A collage of two images side-by-side. The image on the left shows the head of a gannet - a type of seabird with white feathers, a yellow head, long white beak, and blue eyering around a white iris. The image on the right also shows a gannet's head, but this one has a black iris instead of white.

The normal light blue colouration of a gannet's eye (left) versus the black iris (right). Photo: Alison Ballance

At the time, researchers noticed some gannets with black eyes, rather than the usual pale blue. Nearly 80 percent of a small sample of these black-eyed birds had antigens against bird flu, showing they had been infected and recovered.

New Zealand ornithologists Rob Schuckard, David Melville and Steve Wood then heard of a sighting of a black-eyed tākapu Australasian gannet in Western Australia. Juvenile and subadult tākapu from New Zealand spend several years in Australian waters before they begin breeding, so birds from the two countries overlap and could potentially pass on infections.

As gannets are possible candidates for bringing bird flu to New Zealand, and as black irises might indicate a prior bird flu infection, the ornithologists set up a surveillance study of tākapu breeding at Farewell Spit.

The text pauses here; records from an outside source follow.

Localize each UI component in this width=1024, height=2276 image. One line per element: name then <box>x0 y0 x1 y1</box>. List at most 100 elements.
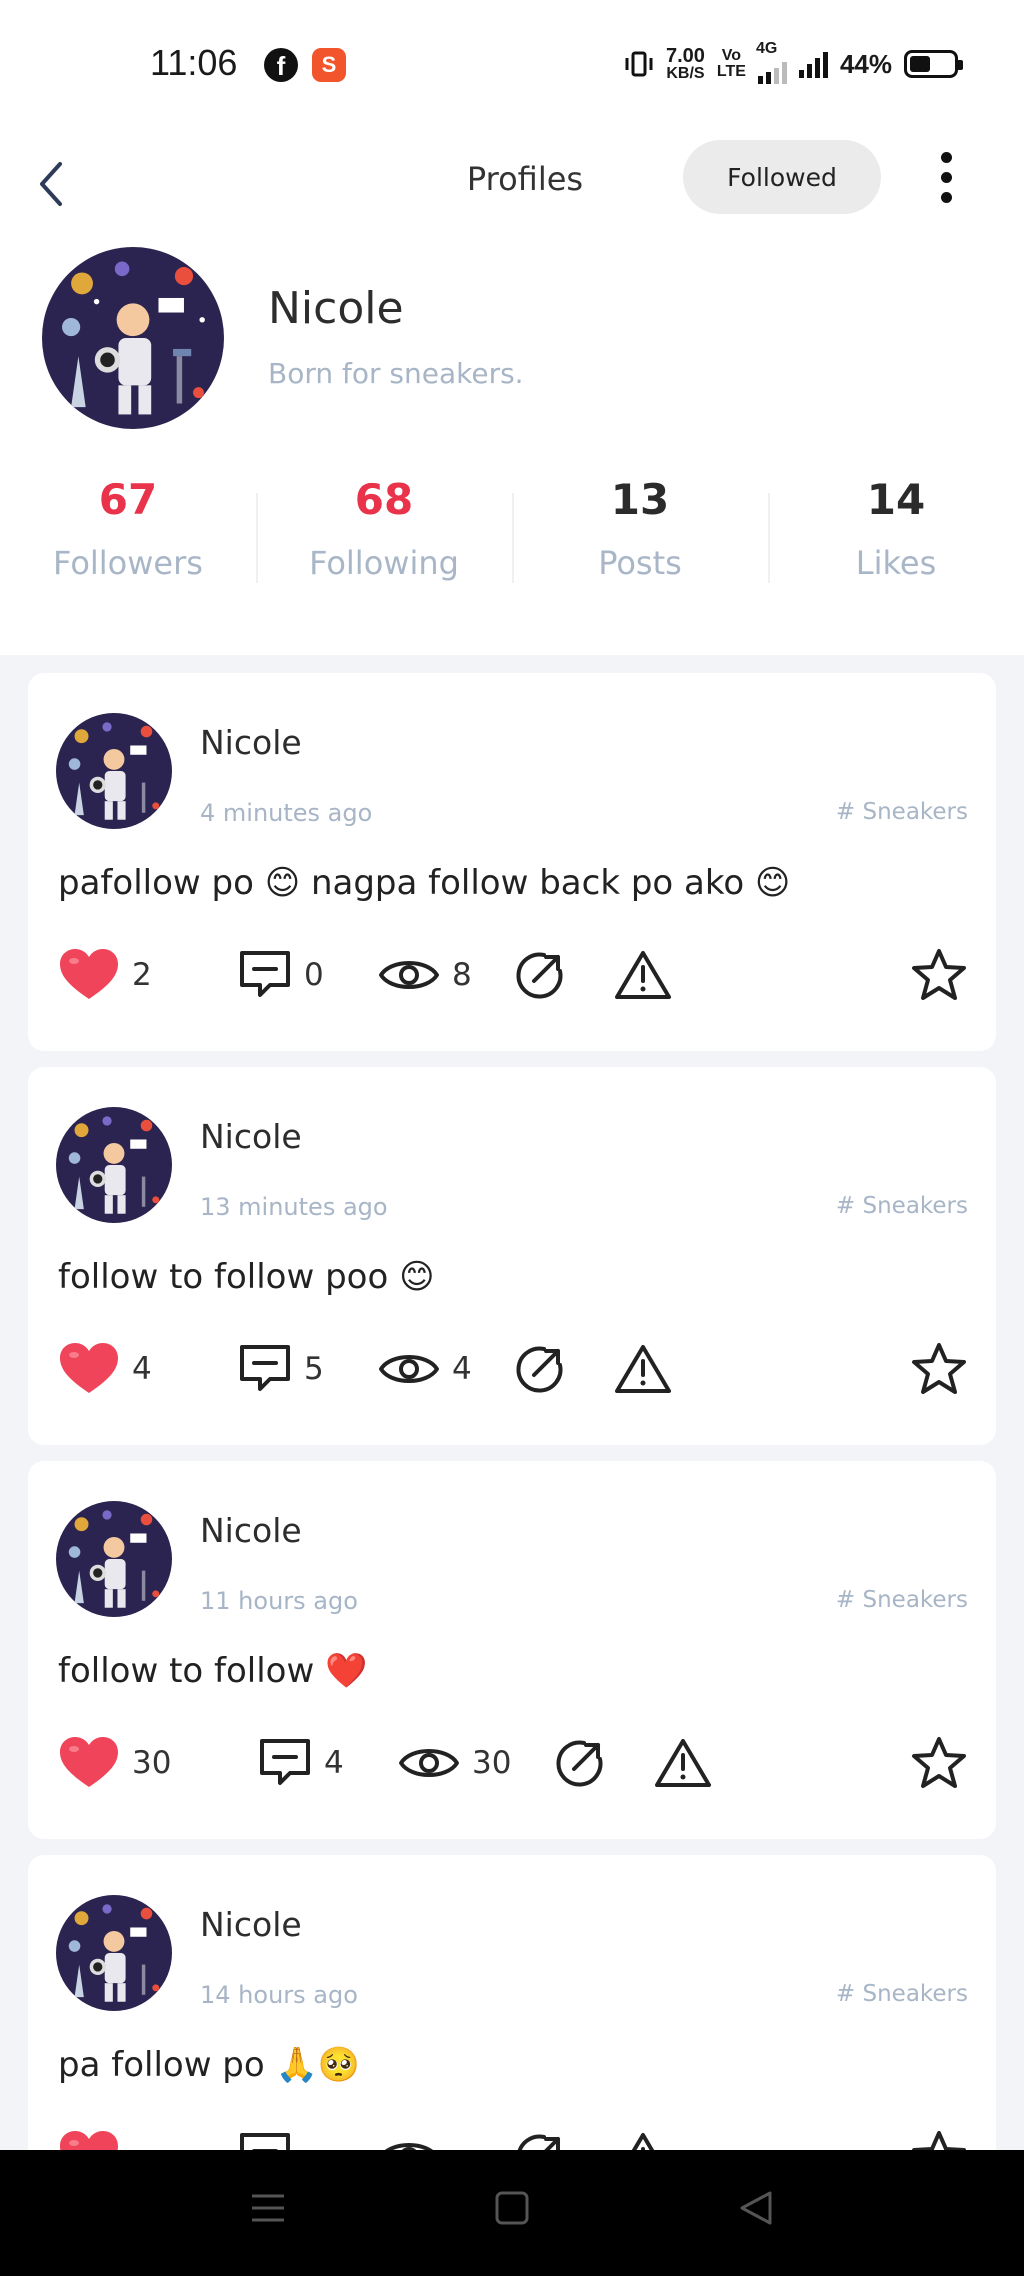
net-speed-unit: KB/S <box>666 65 705 82</box>
post-topic-tag[interactable]: # Sneakers <box>836 1587 968 1613</box>
star-icon <box>912 949 966 1000</box>
astronaut-avatar-image <box>56 1107 172 1223</box>
post-avatar[interactable] <box>56 1895 172 2011</box>
home-icon[interactable] <box>492 2188 532 2228</box>
signal-bars-1 <box>757 56 787 84</box>
stat-likes[interactable]: 14 Likes <box>768 475 1024 605</box>
profile-bio: Born for sneakers. <box>268 357 524 390</box>
comment-icon <box>260 1739 310 1785</box>
page-title: Profiles <box>466 160 584 198</box>
stat-posts-value: 13 <box>610 475 670 524</box>
astronaut-avatar-image <box>56 1895 172 2011</box>
more-options-icon[interactable] <box>926 152 966 212</box>
system-nav-bar <box>0 2150 1024 2276</box>
share-icon <box>516 952 563 999</box>
like-button[interactable]: 4 <box>58 1339 152 1399</box>
stat-following[interactable]: 68 Following <box>256 475 512 605</box>
stat-likes-value: 14 <box>866 475 926 524</box>
views-indicator: 8 <box>378 945 472 1005</box>
share-icon <box>556 1740 603 1787</box>
post-topic-tag[interactable]: # Sneakers <box>836 799 968 825</box>
report-button[interactable] <box>614 1339 672 1399</box>
warning-icon <box>655 1739 711 1787</box>
heart-icon <box>60 1737 118 1787</box>
profile-stats: 67 Followers 68 Following 13 Posts 14 Li… <box>0 475 1024 605</box>
post-author[interactable]: Nicole <box>200 1905 302 1944</box>
favorite-button[interactable] <box>910 1733 968 1793</box>
post-actions: 4 5 4 <box>58 1339 968 1399</box>
volte-indicator: Vo LTE <box>717 48 746 80</box>
post-avatar[interactable] <box>56 1501 172 1617</box>
like-button[interactable]: 30 <box>58 1733 171 1793</box>
view-count: 8 <box>452 957 472 993</box>
comment-button[interactable]: 0 <box>238 945 324 1005</box>
comment-count: 0 <box>304 957 324 993</box>
comment-button[interactable]: 4 <box>258 1733 344 1793</box>
like-count: 2 <box>132 957 152 993</box>
post-timestamp: 13 minutes ago <box>200 1193 388 1221</box>
comment-count: 5 <box>304 1351 324 1387</box>
battery-icon <box>904 50 963 78</box>
stat-likes-label: Likes <box>855 544 937 582</box>
post-timestamp: 14 hours ago <box>200 1981 358 2009</box>
view-count: 30 <box>472 1745 512 1781</box>
back-button[interactable] <box>28 150 78 210</box>
stat-followers-label: Followers <box>53 544 203 582</box>
post-topic-tag[interactable]: # Sneakers <box>836 1193 968 1219</box>
status-time: 11:06 <box>150 42 238 83</box>
followed-button[interactable]: Followed <box>683 140 881 214</box>
views-indicator: 30 <box>398 1733 511 1793</box>
network-type: 4G <box>755 40 778 57</box>
comment-icon <box>240 1345 290 1391</box>
eye-icon <box>379 1355 439 1383</box>
views-indicator: 4 <box>378 1339 472 1399</box>
favorite-button[interactable] <box>910 1339 968 1399</box>
post-text: pa follow po 🙏🥺 <box>58 2045 361 2085</box>
heart-icon <box>60 949 118 999</box>
share-button[interactable] <box>554 1733 606 1793</box>
post-text: follow to follow poo 😊 <box>58 1257 435 1297</box>
like-button[interactable]: 2 <box>58 945 152 1005</box>
post-author[interactable]: Nicole <box>200 1511 302 1550</box>
post-card[interactable]: Nicole 13 minutes ago # Sneakers follow … <box>28 1067 996 1445</box>
post-author[interactable]: Nicole <box>200 723 302 762</box>
share-button[interactable] <box>514 1339 566 1399</box>
post-text: pafollow po 😊 nagpa follow back po ako 😊 <box>58 863 791 903</box>
avatar[interactable] <box>42 247 224 429</box>
post-card[interactable]: Nicole 4 minutes ago # Sneakers pafollow… <box>28 673 996 1051</box>
post-timestamp: 11 hours ago <box>200 1587 358 1615</box>
heart-icon <box>60 1343 118 1393</box>
report-button[interactable] <box>614 945 672 1005</box>
post-author[interactable]: Nicole <box>200 1117 302 1156</box>
shopee-icon: S <box>312 48 346 82</box>
net-speed: 7.00 KB/S <box>666 46 705 82</box>
stat-followers-value: 67 <box>98 475 158 524</box>
favorite-button[interactable] <box>910 945 968 1005</box>
profile-name: Nicole <box>268 283 404 334</box>
post-avatar[interactable] <box>56 713 172 829</box>
post-topic-tag[interactable]: # Sneakers <box>836 1981 968 2007</box>
report-button[interactable] <box>654 1733 712 1793</box>
eye-icon <box>399 1749 459 1777</box>
share-icon <box>516 1346 563 1393</box>
stat-posts[interactable]: 13 Posts <box>512 475 768 605</box>
stat-followers[interactable]: 67 Followers <box>0 475 256 605</box>
post-card[interactable]: Nicole 11 hours ago # Sneakers follow to… <box>28 1461 996 1839</box>
profile-section: Nicole Born for sneakers. 67 Followers 6… <box>0 245 1024 655</box>
battery-percent: 44% <box>839 48 892 79</box>
status-bar: 11:06 f S 7.00 KB/S Vo LTE 4G 44% <box>0 0 1024 130</box>
back-triangle-icon[interactable] <box>736 2188 776 2228</box>
header: Profiles Followed <box>0 130 1024 245</box>
post-timestamp: 4 minutes ago <box>200 799 373 827</box>
share-button[interactable] <box>514 945 566 1005</box>
star-icon <box>912 1737 966 1788</box>
volte-top: Vo <box>721 47 742 64</box>
post-actions: 2 0 8 <box>58 945 968 1005</box>
menu-icon[interactable] <box>248 2188 288 2228</box>
status-indicators: 7.00 KB/S Vo LTE 4G 44% <box>624 40 963 84</box>
post-avatar[interactable] <box>56 1107 172 1223</box>
comment-button[interactable]: 5 <box>238 1339 324 1399</box>
volte-bottom: LTE <box>716 63 746 80</box>
post-actions: 30 4 30 <box>58 1733 968 1793</box>
comment-icon <box>240 951 290 997</box>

A man wearing a navy fleece, wide-brimmed hat, backpack, and grey shorts over dark thermals looks into a scope on a tripod, trained at a dense colony of white seabirds sitting on nest mounds of sand.

Rob Schuckard at the Farewell Spit tākapu Australasian gannet breeding colony. Photo: Alison Ballance

The Birds New Zealand study comprised monthly visits, starting in September 2024. On each visit, the team was alert for any signs of potential infection, such as sick birds in the colony, or dead gannets on the beach. No bird flu was detected.

One hundred and fifty gannets were caught, weighed and banded. Swabs from their mouth and cloaca were sent to Professor Jemma Geoghegan at the University of Otago for a virome study, investigating background levels of viruses in various New Zealand bird species.

A close-up of a person's hands holding a bird's head, and holding an instrument that looks like a pen against the bird's eye. The bird has yellow-tan coloured head feathers and a blue eyering.

Measuring eye pressure in an Australasian gannet. Photo: Alison Ballance

To their own surprise, the team caught and banded three tākapu with black irises and saw a further two or three. These are the first black-eyed gannets recorded in New Zealand.

Dr Megan Jolly, a wildlife vet from Massey University's Wildbase hospital, was able to take a close look at one black-eyed gannet. Her initial assessment is that this bird had experienced some kind of infection, but not bird flu, that had caused inflammation in its eyes.

Preparing for bird flu

New Zealand has been preparing for the possible arrival of H5N1 bird flu, with the aim of minimising potential damage to wildlife, the agricultural sector and human health. A multi-agency working group has brought together staff from the Ministry for Primary Industries, Department of Conservation, Health NZ, and the poultry industry.

Early detection of the virus is a priority, and the public is asked to report signs of unusual illness in wildlife or sightings of three or more dead birds in one place to the exotic pest and disease hotline on 0800 80 99 66.